Max Boot's essay on U.S. foreign policy in the Washington Post, (to which Glenn Reynolds links) contains one important terminological error, and one important conceptual error. The key passage:
Political scientists warn of 'bandwagoning' against a hegemon, and they might see some evidence of this in the U.N. debate, where France, Russia and China ganged up on the United States. But only one of these nations -- China -- is making an effort to challenge U.S. power, and then only in one region. France and Russia, along with the rest of Europe, are doing little or nothing to build up their military capabilities. If they were serious about taking on America, they would be forming a military alliance against us. No one imagines this will happen.
Why not? Because for all their griping about the 'hyperpower,' our fair-weather friends realize that America is not Napoleonic France or Nazi Germany. We don't seek to subjugate other states. We're using our power to promote a liberal international system that benefits all democracies." (my emphasis)
OK, the terminological error is simple to clear up. "Bandwagoning" refers to when states align themselves with a potential hegemon in the hope of receiving greater benefits from cooperation. "Balancing" refers to when states align themselves against a potential hegemon because they fear being subjugated by the most powerful state. Boot uses "bandwagoning," but he means "balancing." For the best discussion I know about why states choose to balance or bandwagon (usually the former), check out Stephen Walt's The Origin of Alliances.
The conceptual error Boot makes is his assumption that the only action that matters in the world is military balancing. This is way too simplistic. There are at least two other ways in which the middle-rank powers can make life difficult for the United States.
The first is that, through their fervent opposition to U.S. policies, they can erode our soft power. The more frequently that we can persuade other countries that their interests match our interests, the less frequently we need to apply more coercive techniques. The more we need to rely on coercion, the costlier it is to advance our national interests.
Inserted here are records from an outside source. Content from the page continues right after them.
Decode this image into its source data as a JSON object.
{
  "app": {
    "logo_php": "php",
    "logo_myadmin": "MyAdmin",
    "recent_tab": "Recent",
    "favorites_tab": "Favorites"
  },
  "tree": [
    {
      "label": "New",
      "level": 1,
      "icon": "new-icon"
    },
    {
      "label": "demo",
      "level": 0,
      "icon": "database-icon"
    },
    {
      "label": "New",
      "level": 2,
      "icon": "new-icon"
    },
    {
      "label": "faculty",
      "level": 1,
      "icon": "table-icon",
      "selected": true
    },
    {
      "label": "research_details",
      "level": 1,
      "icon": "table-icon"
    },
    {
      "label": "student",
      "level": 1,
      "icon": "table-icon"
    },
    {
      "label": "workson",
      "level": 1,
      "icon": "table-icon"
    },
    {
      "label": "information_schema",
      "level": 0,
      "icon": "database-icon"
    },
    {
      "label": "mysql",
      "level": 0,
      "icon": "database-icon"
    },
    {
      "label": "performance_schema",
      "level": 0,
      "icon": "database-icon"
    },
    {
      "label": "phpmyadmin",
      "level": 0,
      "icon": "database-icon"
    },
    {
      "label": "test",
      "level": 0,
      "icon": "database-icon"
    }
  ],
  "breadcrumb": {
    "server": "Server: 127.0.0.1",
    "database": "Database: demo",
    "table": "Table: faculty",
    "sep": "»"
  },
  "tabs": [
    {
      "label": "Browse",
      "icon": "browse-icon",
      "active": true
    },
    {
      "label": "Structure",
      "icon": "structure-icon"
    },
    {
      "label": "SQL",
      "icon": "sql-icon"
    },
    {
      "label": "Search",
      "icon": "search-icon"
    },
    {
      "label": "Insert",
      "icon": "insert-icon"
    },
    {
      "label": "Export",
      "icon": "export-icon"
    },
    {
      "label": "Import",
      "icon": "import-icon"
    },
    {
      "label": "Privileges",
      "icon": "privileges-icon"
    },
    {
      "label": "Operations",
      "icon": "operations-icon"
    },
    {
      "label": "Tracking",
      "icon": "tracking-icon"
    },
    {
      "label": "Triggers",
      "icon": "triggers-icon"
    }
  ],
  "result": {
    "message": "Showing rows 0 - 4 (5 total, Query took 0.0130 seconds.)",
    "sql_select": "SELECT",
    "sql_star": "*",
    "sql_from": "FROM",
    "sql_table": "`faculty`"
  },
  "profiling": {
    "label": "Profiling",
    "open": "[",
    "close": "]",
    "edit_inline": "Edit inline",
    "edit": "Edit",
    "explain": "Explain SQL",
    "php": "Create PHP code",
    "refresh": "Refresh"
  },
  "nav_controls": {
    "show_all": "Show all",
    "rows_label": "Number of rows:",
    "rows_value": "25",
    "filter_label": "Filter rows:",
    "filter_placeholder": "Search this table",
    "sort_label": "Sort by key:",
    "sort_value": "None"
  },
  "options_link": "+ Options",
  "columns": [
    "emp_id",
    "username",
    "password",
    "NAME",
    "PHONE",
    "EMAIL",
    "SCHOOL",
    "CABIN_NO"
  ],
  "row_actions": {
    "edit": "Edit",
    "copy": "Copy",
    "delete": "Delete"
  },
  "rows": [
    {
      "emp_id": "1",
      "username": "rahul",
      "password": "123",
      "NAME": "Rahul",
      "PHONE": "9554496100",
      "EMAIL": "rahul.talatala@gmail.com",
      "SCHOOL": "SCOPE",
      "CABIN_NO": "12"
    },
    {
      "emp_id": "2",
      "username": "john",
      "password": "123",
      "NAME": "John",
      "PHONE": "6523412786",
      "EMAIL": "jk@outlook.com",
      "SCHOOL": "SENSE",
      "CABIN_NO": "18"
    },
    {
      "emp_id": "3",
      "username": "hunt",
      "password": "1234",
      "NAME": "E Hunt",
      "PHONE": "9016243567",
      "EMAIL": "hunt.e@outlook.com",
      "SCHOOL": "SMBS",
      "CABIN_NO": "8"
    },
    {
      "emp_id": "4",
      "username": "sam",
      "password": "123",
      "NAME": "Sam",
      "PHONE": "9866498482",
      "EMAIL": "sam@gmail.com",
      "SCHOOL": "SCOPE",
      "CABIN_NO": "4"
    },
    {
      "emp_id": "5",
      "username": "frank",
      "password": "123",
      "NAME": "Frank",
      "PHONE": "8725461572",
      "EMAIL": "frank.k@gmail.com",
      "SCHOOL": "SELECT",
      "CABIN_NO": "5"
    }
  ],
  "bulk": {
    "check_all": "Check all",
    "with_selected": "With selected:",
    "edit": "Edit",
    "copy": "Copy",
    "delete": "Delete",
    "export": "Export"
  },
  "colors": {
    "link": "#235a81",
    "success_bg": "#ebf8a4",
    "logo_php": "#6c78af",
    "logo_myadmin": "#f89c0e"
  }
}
The second way middle rank powers can make life difficult is not through hard military balancing, but what my colleague Robert Pape describes as "soft balancing." He explains this concept in today's Boston Globe. It serves as a nice counterweight to Boot. The key lines:
Today's conventional wisdom holds that France, Germany, Russia, China, and important regional states may be grumbling now, but they will quickly mend fences once the war ends with a decisive US victory. But the conventional wisdom is likely to be wrong.
International relations specialists speak of ''hard balancing'' when countries form military alliances to curb a strong nation. But America's rivals today, with no hope of matching our military power, are pursuing their interests by other means, and they will continue to do so. Unless the United States radically changes course, the use of international institutions, economic leverage, and diplomatic maneuvering to frustrate American intentions will only grow.
In the future, for example, Europeans may threaten our economy by paying for paying for oil in Euros rather than dollars, and they may threaten our security by permitting the construction of nuclear reactors in Iran and elsewhere. The era of 'soft balancing' has begun.
Boot's analysis doesn't take "soft balancing" into account. That doesn't mean Pape is necessarily right and Boot is necessarily wrong. Soft balancing is less significant than hard balancing. And Pape's "soft balancing" has its own countertrend -- it encourages the lesser powers that border France, Germany, Russia, and China to bandwagon with the U.S. These states are more comfortable with a distant hegemon with an honorable history of restraint than a local hegemon with a persistent history of expansionism. This is why, on the whole, governments in the Anglosphere, Southern Europe, Eastern Europe, Central Asia, and Pacific Rim are supporting the U.S.
However, the situation is clearly more nuanced than Boot thinks.